All of this eventually falls victim to the same question that has plagued No Man’s Sky all along: What’s the point?

I suppose a freighter (and the large bankroll necessary to purchase one) is something to strive for. But unlike with spaceships, you won’t come across crashed freighters that you can salvage. That means that you’ll soon be spending tens of millions of units for each incremental upgrade — a couple of slots, maybe — to freighter storage.

And ... that’s it, at least at this stage.

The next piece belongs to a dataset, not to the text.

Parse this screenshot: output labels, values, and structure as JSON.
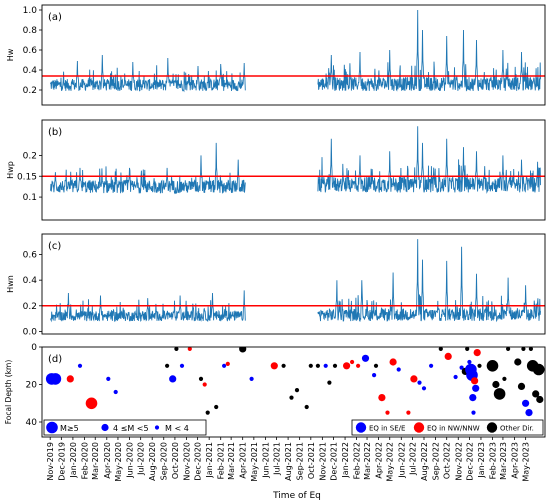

Neither bases nor freighters currently serve any purposes beyond farming and storage, although you can certainly build some incredible facilities and buy some awesome-looking vessels.

To be clear, the Foundation Update — which, as far as we know, was developed in just three months — does include all kinds of changes and improvements that have a noticeable positive impact on No Man’s Sky. And in fairness to Hello Games, the studio said that the v1.1 patch is named thus because it is “a foundation for things to come,” and will be “the first of many free updates” to the game.

For now, the Foundation Update definitely makes No Man’s Sky a better game — just not a different one, at heart. But after spending a couple of days with it, I’m once again excited about No Man’s Sky’s future prospects.